Try the following tips to ease your kid’s fears of the water.
1. Provide your child with a variety of water experiences and opportunities to get used to getting their face wet. Let your child wet and wash their own hair. Also, have your child try the shower with you. In warm weather, give your youngster a kiddie pool to splash around in and a sprinkler to run through.
2. Read storybooks to your child about swimming and swim lessons.
3. Don’t force your fearful little one into the pool. It can ultimately increase your child’s fears. At the same time, don’t make a big deal about your child’s fearfulness, either. Instead, offer encouragement and allow your kid time to warm up to the pool.

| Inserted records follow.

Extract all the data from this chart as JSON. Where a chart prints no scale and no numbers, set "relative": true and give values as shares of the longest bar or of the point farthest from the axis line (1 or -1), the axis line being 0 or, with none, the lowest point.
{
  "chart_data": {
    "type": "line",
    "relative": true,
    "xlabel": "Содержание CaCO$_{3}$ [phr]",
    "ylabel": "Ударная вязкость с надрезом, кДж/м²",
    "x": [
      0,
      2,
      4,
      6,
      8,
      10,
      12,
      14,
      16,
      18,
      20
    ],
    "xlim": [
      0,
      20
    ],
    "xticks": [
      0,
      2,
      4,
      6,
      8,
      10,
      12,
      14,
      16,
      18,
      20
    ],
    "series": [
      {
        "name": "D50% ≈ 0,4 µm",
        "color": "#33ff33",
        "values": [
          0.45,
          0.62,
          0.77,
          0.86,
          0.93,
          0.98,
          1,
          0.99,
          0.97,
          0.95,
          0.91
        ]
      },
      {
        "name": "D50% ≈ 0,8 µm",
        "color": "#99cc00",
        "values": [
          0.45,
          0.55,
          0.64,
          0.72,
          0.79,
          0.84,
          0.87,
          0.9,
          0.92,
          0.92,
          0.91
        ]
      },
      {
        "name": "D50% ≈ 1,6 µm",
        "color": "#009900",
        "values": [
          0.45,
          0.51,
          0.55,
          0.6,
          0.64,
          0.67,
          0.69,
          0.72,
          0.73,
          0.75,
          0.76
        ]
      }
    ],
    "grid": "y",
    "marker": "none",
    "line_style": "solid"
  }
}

4. Offer praise for each step of progress your child makes, even if it’s just dipping their feet in the water. Look for ways to make being in the water a pleasurable experience.
5. Rewards can help. Offer your child an ice cream cone, trip to the park, or small prize on the way home for taking a big step.

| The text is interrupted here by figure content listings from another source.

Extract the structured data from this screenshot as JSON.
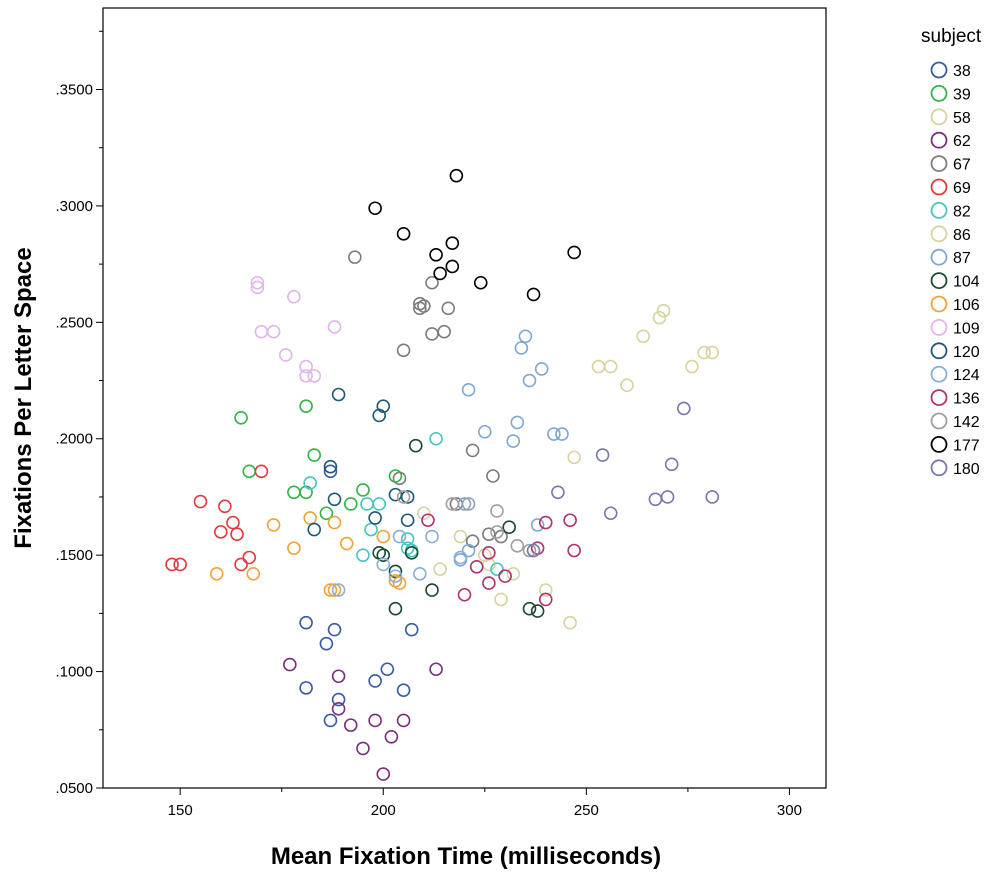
{
  "chart_data": {
    "type": "scatter",
    "xlabel": "Mean Fixation Time (milliseconds)",
    "ylabel": "Fixations Per Letter Space",
    "xlim": [
      131,
      309
    ],
    "ylim": [
      0.05,
      0.385
    ],
    "x_ticks": [
      150,
      200,
      250,
      300
    ],
    "x_tick_labels": [
      "150",
      "200",
      "250",
      "300"
    ],
    "y_ticks": [
      0.05,
      0.1,
      0.15,
      0.2,
      0.25,
      0.3,
      0.35
    ],
    "y_tick_labels": [
      ".0500",
      ".1000",
      ".1500",
      ".2000",
      ".2500",
      ".3000",
      ".3500"
    ],
    "grid": false,
    "legend": {
      "title": "subject",
      "placement": "right"
    },
    "series": [
      {
        "name": "38",
        "color": "#3a5aa0",
        "points": [
          [
            181,
            0.121
          ],
          [
            188,
            0.118
          ],
          [
            186,
            0.112
          ],
          [
            181,
            0.093
          ],
          [
            189,
            0.088
          ],
          [
            187,
            0.079
          ],
          [
            198,
            0.096
          ],
          [
            201,
            0.101
          ],
          [
            205,
            0.092
          ],
          [
            187,
            0.186
          ],
          [
            207,
            0.118
          ]
        ]
      },
      {
        "name": "39",
        "color": "#33b34a",
        "points": [
          [
            165,
            0.209
          ],
          [
            181,
            0.214
          ],
          [
            167,
            0.186
          ],
          [
            178,
            0.177
          ],
          [
            181,
            0.177
          ],
          [
            183,
            0.193
          ],
          [
            186,
            0.168
          ],
          [
            192,
            0.172
          ],
          [
            195,
            0.178
          ],
          [
            203,
            0.184
          ]
        ]
      },
      {
        "name": "58",
        "color": "#d8d39f",
        "points": [
          [
            210,
            0.168
          ],
          [
            214,
            0.144
          ],
          [
            219,
            0.158
          ],
          [
            226,
            0.146
          ],
          [
            229,
            0.131
          ],
          [
            232,
            0.142
          ],
          [
            240,
            0.135
          ],
          [
            246,
            0.121
          ],
          [
            247,
            0.192
          ],
          [
            225,
            0.15
          ]
        ]
      },
      {
        "name": "62",
        "color": "#7b2f7c",
        "points": [
          [
            177,
            0.103
          ],
          [
            189,
            0.098
          ],
          [
            189,
            0.084
          ],
          [
            192,
            0.077
          ],
          [
            195,
            0.067
          ],
          [
            198,
            0.079
          ],
          [
            202,
            0.072
          ],
          [
            205,
            0.079
          ],
          [
            200,
            0.056
          ],
          [
            213,
            0.101
          ]
        ]
      },
      {
        "name": "67",
        "color": "#7d7d7d",
        "points": [
          [
            193,
            0.278
          ],
          [
            212,
            0.267
          ],
          [
            209,
            0.258
          ],
          [
            210,
            0.257
          ],
          [
            209,
            0.256
          ],
          [
            216,
            0.256
          ],
          [
            215,
            0.246
          ],
          [
            212,
            0.245
          ],
          [
            205,
            0.238
          ],
          [
            222,
            0.195
          ],
          [
            227,
            0.184
          ],
          [
            218,
            0.172
          ],
          [
            226,
            0.159
          ],
          [
            229,
            0.158
          ],
          [
            222,
            0.156
          ],
          [
            204,
            0.183
          ]
        ]
      },
      {
        "name": "69",
        "color": "#e03c3c",
        "points": [
          [
            148,
            0.146
          ],
          [
            150,
            0.146
          ],
          [
            155,
            0.173
          ],
          [
            160,
            0.16
          ],
          [
            161,
            0.171
          ],
          [
            163,
            0.164
          ],
          [
            164,
            0.159
          ],
          [
            165,
            0.146
          ],
          [
            167,
            0.149
          ],
          [
            170,
            0.186
          ]
        ]
      },
      {
        "name": "82",
        "color": "#45c6c0",
        "points": [
          [
            182,
            0.181
          ],
          [
            196,
            0.172
          ],
          [
            197,
            0.161
          ],
          [
            199,
            0.172
          ],
          [
            195,
            0.15
          ],
          [
            206,
            0.157
          ],
          [
            206,
            0.153
          ],
          [
            207,
            0.152
          ],
          [
            213,
            0.2
          ],
          [
            228,
            0.144
          ]
        ]
      },
      {
        "name": "86",
        "color": "#d8d39f",
        "points": [
          [
            253,
            0.231
          ],
          [
            256,
            0.231
          ],
          [
            260,
            0.223
          ],
          [
            264,
            0.244
          ],
          [
            268,
            0.252
          ],
          [
            269,
            0.255
          ],
          [
            276,
            0.231
          ],
          [
            279,
            0.237
          ],
          [
            281,
            0.237
          ]
        ]
      },
      {
        "name": "87",
        "color": "#7fa8d2",
        "points": [
          [
            221,
            0.221
          ],
          [
            225,
            0.203
          ],
          [
            234,
            0.239
          ],
          [
            235,
            0.244
          ],
          [
            236,
            0.225
          ],
          [
            239,
            0.23
          ],
          [
            233,
            0.207
          ],
          [
            232,
            0.199
          ],
          [
            242,
            0.202
          ],
          [
            244,
            0.202
          ],
          [
            238,
            0.163
          ],
          [
            220,
            0.172
          ],
          [
            219,
            0.148
          ],
          [
            221,
            0.152
          ]
        ]
      },
      {
        "name": "104",
        "color": "#1d4a32",
        "points": [
          [
            208,
            0.197
          ],
          [
            199,
            0.151
          ],
          [
            200,
            0.15
          ],
          [
            203,
            0.143
          ],
          [
            207,
            0.151
          ],
          [
            212,
            0.135
          ],
          [
            203,
            0.127
          ],
          [
            231,
            0.162
          ],
          [
            236,
            0.127
          ],
          [
            238,
            0.126
          ]
        ]
      },
      {
        "name": "106",
        "color": "#f0a33a",
        "points": [
          [
            159,
            0.142
          ],
          [
            168,
            0.142
          ],
          [
            173,
            0.163
          ],
          [
            178,
            0.153
          ],
          [
            182,
            0.166
          ],
          [
            188,
            0.164
          ],
          [
            191,
            0.155
          ],
          [
            187,
            0.135
          ],
          [
            188,
            0.135
          ],
          [
            200,
            0.158
          ],
          [
            203,
            0.139
          ],
          [
            204,
            0.138
          ]
        ]
      },
      {
        "name": "109",
        "color": "#e0b6ea",
        "points": [
          [
            169,
            0.267
          ],
          [
            169,
            0.265
          ],
          [
            178,
            0.261
          ],
          [
            170,
            0.246
          ],
          [
            173,
            0.246
          ],
          [
            176,
            0.236
          ],
          [
            181,
            0.231
          ],
          [
            181,
            0.227
          ],
          [
            183,
            0.227
          ],
          [
            188,
            0.248
          ]
        ]
      },
      {
        "name": "120",
        "color": "#1f5a75",
        "points": [
          [
            189,
            0.219
          ],
          [
            199,
            0.21
          ],
          [
            200,
            0.214
          ],
          [
            187,
            0.188
          ],
          [
            183,
            0.161
          ],
          [
            188,
            0.174
          ],
          [
            198,
            0.166
          ],
          [
            203,
            0.176
          ],
          [
            206,
            0.175
          ],
          [
            206,
            0.165
          ]
        ]
      },
      {
        "name": "124",
        "color": "#8ab0d6",
        "points": [
          [
            200,
            0.146
          ],
          [
            204,
            0.158
          ],
          [
            203,
            0.141
          ],
          [
            209,
            0.142
          ],
          [
            212,
            0.158
          ],
          [
            189,
            0.135
          ],
          [
            219,
            0.149
          ]
        ]
      },
      {
        "name": "136",
        "color": "#b0326e",
        "points": [
          [
            211,
            0.165
          ],
          [
            220,
            0.133
          ],
          [
            223,
            0.145
          ],
          [
            226,
            0.151
          ],
          [
            226,
            0.138
          ],
          [
            230,
            0.141
          ],
          [
            240,
            0.131
          ],
          [
            240,
            0.164
          ],
          [
            246,
            0.165
          ],
          [
            247,
            0.152
          ],
          [
            238,
            0.153
          ]
        ]
      },
      {
        "name": "142",
        "color": "#a0a0a0",
        "points": [
          [
            217,
            0.172
          ],
          [
            221,
            0.172
          ],
          [
            228,
            0.169
          ],
          [
            233,
            0.154
          ],
          [
            236,
            0.152
          ],
          [
            205,
            0.175
          ],
          [
            228,
            0.16
          ]
        ]
      },
      {
        "name": "177",
        "color": "#000000",
        "points": [
          [
            218,
            0.313
          ],
          [
            198,
            0.299
          ],
          [
            205,
            0.288
          ],
          [
            213,
            0.279
          ],
          [
            217,
            0.284
          ],
          [
            214,
            0.271
          ],
          [
            217,
            0.274
          ],
          [
            224,
            0.267
          ],
          [
            237,
            0.262
          ],
          [
            247,
            0.28
          ]
        ]
      },
      {
        "name": "180",
        "color": "#7878ad",
        "points": [
          [
            274,
            0.213
          ],
          [
            254,
            0.193
          ],
          [
            271,
            0.189
          ],
          [
            243,
            0.177
          ],
          [
            256,
            0.168
          ],
          [
            267,
            0.174
          ],
          [
            270,
            0.175
          ],
          [
            281,
            0.175
          ],
          [
            237,
            0.152
          ]
        ]
      }
    ]
  }
}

What to Look for in Swimming Classes
Trained instructors. Claire McCarthy, MD, in “Swimming lessons: 10 things parents should know,” at Harvard Health Publishing, says to look for swim instructors trained and evaluated under the guidelines of a reputable agency. She includes examples such as the YMCA or Red Cross.
Instructor’s style. Also, make sure you like the instructor’s style. Teaching kids to swim is different from teaching adults. It requires patience, understanding, and positive reinforcement.
A warm pool. Getting into a cold pool isn’t a pleasant experience at any age. It also makes it harder to focus on learning and getting comfortable in the water. Make sure the pool is heated to at least 84°F for children over 6. If under 3, the temperature should be at least 87°F.
Safety. Find out the class size and ratio of students to instructors. If you won’t be in the pool with your child, ask about lifeguards, especially if it’s a larger class. Also, do instructors get in the pool with the kids, or do they instruct from the deck? Here are some excellent guidelines for student-teacher ratios based on the American Red Cross Learn-to-Swim program.
• Children up to 4-years-old and attended in the pool by their parent, 12:1 ratio
• Ages 3–5, with a buoyancy device, 6:1
• Kids 6 and up, 8:1; for advanced classes, 10:1
Chlorine levels. Ask if the pool chlorine and PH levels are tested regularly. Low PH causes eye irritation and low chlorine levels can be a health risk. If you’re in doubt, pick up a test kit at a hardware store.
Open door policy. Make sure parents are allowed some ability to observe if they choose. It can be through a window or at the start or end of classes. When parents can attend the entire class, having additional eyes on the kids adds an extra layer of safety. The problem, though, is it sometimes reduces kids’ cooperation. So decide what you’re comfortable with and what’s best for your child.
Tips from Local Swim Instructors
“Don’t let floaties or floating devices take the place of your undivided attention at the pool! If your child is in the water, you should be too!”
–Mikaela Morris, Amy Morris Swim School
“Attitude is everything! If a parent is nervous around the water or about lessons, a child will be too! We want swimmers to respect the water, not fear it! Put safety parameters in place (fences, alarms, supervision) and do your best to teach and encourage your child about water safety.”